Friday, January 30, 2009
The Wild Man of Borneo
I was looking for a break from my "religious" books. So I found this war story called "The Airmen and the Headhunters." I anticipated a story about some airmen who crashed in the jungles of Borneo and had to switch from fighting the Japanese to headhunters. Boy was I wrong!
The "Airmen and the Headhunters" turned out to be a true story of the greatest of all stories - the Love and Grace of God in a wicked world. In November 1944 the crew of a B-24 Liberator took off for what should have been an easy mission off the coast of Borneo. Instead they encountered a Japanese fleet and were shot down. When they cut themselves loose from their parachutes, they were scattered across the brutal mountains of interior Borneo. The only image they had of Borneo was "The Wild Man of Borneo." They were scared to death.
They were quickly spotted by the Dayak tribesmen, and realizing they were outnumbered, they immediately surrendered their weapons and hoped for the best. Would they be turned over the Japanese, killed, tortured, or cannibalized? They had no idea.

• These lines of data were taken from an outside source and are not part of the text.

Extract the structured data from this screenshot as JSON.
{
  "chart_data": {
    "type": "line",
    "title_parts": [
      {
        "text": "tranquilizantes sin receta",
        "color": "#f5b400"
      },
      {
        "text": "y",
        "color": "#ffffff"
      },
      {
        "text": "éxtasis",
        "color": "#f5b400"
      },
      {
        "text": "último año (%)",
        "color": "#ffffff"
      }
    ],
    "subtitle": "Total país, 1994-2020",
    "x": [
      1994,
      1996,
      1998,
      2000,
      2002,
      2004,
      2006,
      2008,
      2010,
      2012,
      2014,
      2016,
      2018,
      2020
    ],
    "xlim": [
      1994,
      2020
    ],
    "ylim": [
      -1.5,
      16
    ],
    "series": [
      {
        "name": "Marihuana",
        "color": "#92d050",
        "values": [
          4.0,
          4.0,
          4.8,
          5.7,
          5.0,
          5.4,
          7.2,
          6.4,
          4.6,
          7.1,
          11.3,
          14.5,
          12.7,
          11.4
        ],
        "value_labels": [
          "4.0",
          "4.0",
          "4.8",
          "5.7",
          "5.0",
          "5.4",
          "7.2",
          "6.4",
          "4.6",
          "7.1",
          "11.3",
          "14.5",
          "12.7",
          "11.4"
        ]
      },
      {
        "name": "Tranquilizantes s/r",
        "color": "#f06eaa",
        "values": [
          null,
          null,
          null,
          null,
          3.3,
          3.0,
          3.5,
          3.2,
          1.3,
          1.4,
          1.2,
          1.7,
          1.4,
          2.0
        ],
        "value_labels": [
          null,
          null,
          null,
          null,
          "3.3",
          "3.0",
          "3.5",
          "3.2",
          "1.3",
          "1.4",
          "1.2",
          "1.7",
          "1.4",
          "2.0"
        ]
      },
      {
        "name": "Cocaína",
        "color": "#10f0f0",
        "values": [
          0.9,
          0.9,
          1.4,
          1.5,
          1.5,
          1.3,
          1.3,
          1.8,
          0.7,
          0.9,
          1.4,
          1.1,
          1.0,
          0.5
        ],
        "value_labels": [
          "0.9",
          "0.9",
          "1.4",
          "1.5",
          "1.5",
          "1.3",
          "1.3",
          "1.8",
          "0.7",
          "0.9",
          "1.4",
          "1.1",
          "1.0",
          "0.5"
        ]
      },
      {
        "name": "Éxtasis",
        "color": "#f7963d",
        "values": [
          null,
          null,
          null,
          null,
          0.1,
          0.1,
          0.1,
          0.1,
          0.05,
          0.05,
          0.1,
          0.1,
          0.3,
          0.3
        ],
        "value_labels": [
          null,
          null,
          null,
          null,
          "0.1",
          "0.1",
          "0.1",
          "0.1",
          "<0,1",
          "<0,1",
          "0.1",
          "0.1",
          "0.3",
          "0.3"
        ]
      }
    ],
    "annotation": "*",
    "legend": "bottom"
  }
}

Although it was awkward at first the tribesmen treated them kindly and seemed to be in awe of them. Only later would they understand why. Borneo had been taken over by the Dutch. Early in that process the Dutch officials brought missionaries in to teach the tribesmen the Christian faith. Their main concern was not salvation but the cessation of head-hunting. The tribesmen were very impressed by the love of the missionaries and the way they treated each person equally regardless of their skin color.
When the Japanese came, all the missionaries were killed or driven off. Yet the tribesmen held fast to their new faith. The missionaries came from two different denominations one of which was Lutheran (I'm not kidding!). These must have been some old time Lutherans...
In one of the most fascinating parts of the story, a young tribal girl is talked into taking off her clothes to lure Japanese soldiers out of their position so they could be killed. The girl did it because she remembered the apocryphal story of Judith. Judith is a part of those books in the Catholic Bible that Lutherans used to read. In that story the beautiful Judith goes to the tent of Holofernes, seduces him, and then whacks off his head with a sword. It worked for the tribal girl as well.
Throughout the book the airmen are impressed by the faith and morality of the tribesmen. At one point the tribesmen risk discovery by the Japanese because they insist that they must celebrate the birth of Christ on Christmas!
How refreshing it was to stumble onto this book! It shows me that the work of spreading the Gospel is often hard and unrewarding. You just don't see the result immediately. How discouraged those missionaries must have been when the Japanese came. But again "the gates of hell" did not prevail.